Canadian Stroke Best Practice Recommendations: Hyperacute Stroke Care Guidelines, Update 2015

Leanne K Casaubon, Jean-Martin Boulanger, Dylan Blacquiere, Scott Boucher, Kyla Brown, Tom Goddard, Jacqueline Gordon, Myles Horton, Jeffrey Lalonde, Christian LaRivière, Pascale Lavoie, Paul Leslie, Jeanne McNeill, Bijoy K Menon, Brian Moses, Melanie Penn, Jeff Perry, Elizabeth Snieder, Dawn Tymianski, Norine Foley, Eric E Smith, Gord Gubitz, Michael D Hill, Ev Glasser, Patrice Lindsay
International Journal of Stroke: Official Journal of the International Stroke Society 2015, 10 (6): 924-40
The 2015 update of the Canadian Stroke Best Practice Recommendations Hyperacute Stroke Care guideline highlights key elements involved in the initial assessment, stabilization, and treatment of patients with transient ischemic attack (TIA), ischemic stroke, intracerebral hemorrhage, subarachnoid hemorrhage, and acute venous sinus thrombosis. The most notable change in this 5th edition is the addition of new recommendations for the use of endovascular therapy for patients with acute ischemic stroke and proximal intracranial arterial occlusion.
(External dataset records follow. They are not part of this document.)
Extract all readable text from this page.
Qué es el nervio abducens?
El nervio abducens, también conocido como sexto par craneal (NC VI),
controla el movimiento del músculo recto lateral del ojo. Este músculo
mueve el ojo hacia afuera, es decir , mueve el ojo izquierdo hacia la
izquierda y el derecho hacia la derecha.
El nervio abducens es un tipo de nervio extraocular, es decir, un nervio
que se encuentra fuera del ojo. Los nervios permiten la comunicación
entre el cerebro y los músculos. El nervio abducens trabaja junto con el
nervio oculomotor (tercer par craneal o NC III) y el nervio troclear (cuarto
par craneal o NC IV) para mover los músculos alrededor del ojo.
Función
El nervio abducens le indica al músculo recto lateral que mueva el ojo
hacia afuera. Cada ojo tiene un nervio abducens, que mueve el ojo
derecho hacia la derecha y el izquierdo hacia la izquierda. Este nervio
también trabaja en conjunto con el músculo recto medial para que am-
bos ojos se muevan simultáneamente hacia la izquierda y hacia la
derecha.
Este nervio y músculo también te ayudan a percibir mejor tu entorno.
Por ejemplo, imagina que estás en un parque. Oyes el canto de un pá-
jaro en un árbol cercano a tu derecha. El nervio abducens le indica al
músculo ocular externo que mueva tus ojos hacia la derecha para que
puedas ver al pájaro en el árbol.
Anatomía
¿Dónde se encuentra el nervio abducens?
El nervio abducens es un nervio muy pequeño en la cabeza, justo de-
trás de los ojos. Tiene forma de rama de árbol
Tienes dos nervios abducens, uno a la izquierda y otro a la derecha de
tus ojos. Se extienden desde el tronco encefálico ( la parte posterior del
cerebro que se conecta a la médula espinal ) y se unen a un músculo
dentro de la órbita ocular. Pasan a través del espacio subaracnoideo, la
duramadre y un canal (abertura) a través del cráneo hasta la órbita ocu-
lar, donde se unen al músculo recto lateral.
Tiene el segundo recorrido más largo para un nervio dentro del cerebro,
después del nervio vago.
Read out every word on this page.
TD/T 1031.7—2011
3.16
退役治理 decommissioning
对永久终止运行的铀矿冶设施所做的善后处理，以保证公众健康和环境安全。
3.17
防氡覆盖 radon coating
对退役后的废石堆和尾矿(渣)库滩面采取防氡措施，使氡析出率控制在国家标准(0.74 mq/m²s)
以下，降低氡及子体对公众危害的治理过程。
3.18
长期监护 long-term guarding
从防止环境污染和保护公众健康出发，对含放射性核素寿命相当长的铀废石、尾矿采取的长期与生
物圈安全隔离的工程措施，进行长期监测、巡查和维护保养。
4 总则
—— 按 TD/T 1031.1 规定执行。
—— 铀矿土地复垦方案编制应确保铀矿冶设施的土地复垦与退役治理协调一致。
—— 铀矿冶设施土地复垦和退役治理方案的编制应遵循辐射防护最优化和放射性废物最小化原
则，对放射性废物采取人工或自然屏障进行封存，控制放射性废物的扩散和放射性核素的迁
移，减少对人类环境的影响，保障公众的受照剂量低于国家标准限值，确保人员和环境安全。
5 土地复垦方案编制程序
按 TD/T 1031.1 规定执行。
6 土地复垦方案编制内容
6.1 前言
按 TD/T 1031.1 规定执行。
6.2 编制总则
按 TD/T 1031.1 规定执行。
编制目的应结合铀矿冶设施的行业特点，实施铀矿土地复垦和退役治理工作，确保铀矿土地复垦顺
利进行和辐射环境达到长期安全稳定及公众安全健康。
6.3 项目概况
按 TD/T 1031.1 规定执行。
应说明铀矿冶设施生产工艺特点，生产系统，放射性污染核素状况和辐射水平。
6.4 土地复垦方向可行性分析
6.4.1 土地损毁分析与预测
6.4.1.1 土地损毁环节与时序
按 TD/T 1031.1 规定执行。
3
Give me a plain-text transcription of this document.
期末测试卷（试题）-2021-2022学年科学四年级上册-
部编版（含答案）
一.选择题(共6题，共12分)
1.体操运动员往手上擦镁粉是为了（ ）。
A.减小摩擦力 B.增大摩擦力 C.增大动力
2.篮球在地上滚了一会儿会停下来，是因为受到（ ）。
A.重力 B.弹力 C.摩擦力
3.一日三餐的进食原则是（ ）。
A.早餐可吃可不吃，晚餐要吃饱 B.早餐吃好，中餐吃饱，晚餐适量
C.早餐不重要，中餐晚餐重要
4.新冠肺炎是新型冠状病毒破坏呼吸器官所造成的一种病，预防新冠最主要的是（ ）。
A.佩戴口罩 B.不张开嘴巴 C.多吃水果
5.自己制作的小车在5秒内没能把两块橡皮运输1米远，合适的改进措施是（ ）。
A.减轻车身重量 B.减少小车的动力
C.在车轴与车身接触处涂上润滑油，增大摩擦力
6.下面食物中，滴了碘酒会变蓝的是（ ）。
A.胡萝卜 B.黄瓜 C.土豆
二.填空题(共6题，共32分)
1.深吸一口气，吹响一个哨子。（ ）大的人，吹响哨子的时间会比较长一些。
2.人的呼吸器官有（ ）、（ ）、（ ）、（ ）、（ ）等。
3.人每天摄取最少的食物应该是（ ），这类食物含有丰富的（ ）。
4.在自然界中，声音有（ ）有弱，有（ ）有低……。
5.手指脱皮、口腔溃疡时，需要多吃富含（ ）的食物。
This includes an overview of the infrastructure and resources required for stroke centers that will provide endovascular therapy as well as regional structures needed to ensure that all patients with acute ischemic stroke that are eligible for endovascular therapy will be able to access this newly approved therapy; recommendations for hyperacute brain and enhanced vascular imaging using computed tomography angiography and computed tomography perfusion; patient selection criteria based on the five trials of endovascular therapy published in early 2015, and performance metric targets for important time-points involved in endovascular therapy, including computed tomography-to-groin puncture and computed tomography-to-reperfusion times. Other updates in this guideline include recommendations for improved time efficiencies for all aspects of hyperacute stroke care with a movement toward a new median target door-to-needle time of 30 min, with the 90th percentile being 60 min. A stronger emphasis is placed on increasing public awareness of stroke with the recent launch of the Heart and Stroke Foundation of Canada FAST signs of stroke campaign; reinforcing the public need to seek immediate medical attention by calling 911; further engagement of paramedics in the prehospital phase with prehospital notification to the receiving emergency department, as well as the stroke team, including neuroradiology; updates to the triage and same-day assessment of patients with transient ischemic attack; updates to blood pressure recommendations for the hyperacute phase of care for ischemic stroke, intracerebral hemorrhage, and subarachnoid hemorrhage. The goal of these recommendations and supporting materials is to improve efficiencies and minimize the absolute time lapse between stroke symptom onset and reperfusion therapy, which in turn leads to better outcomes and potentially shorter recovery times.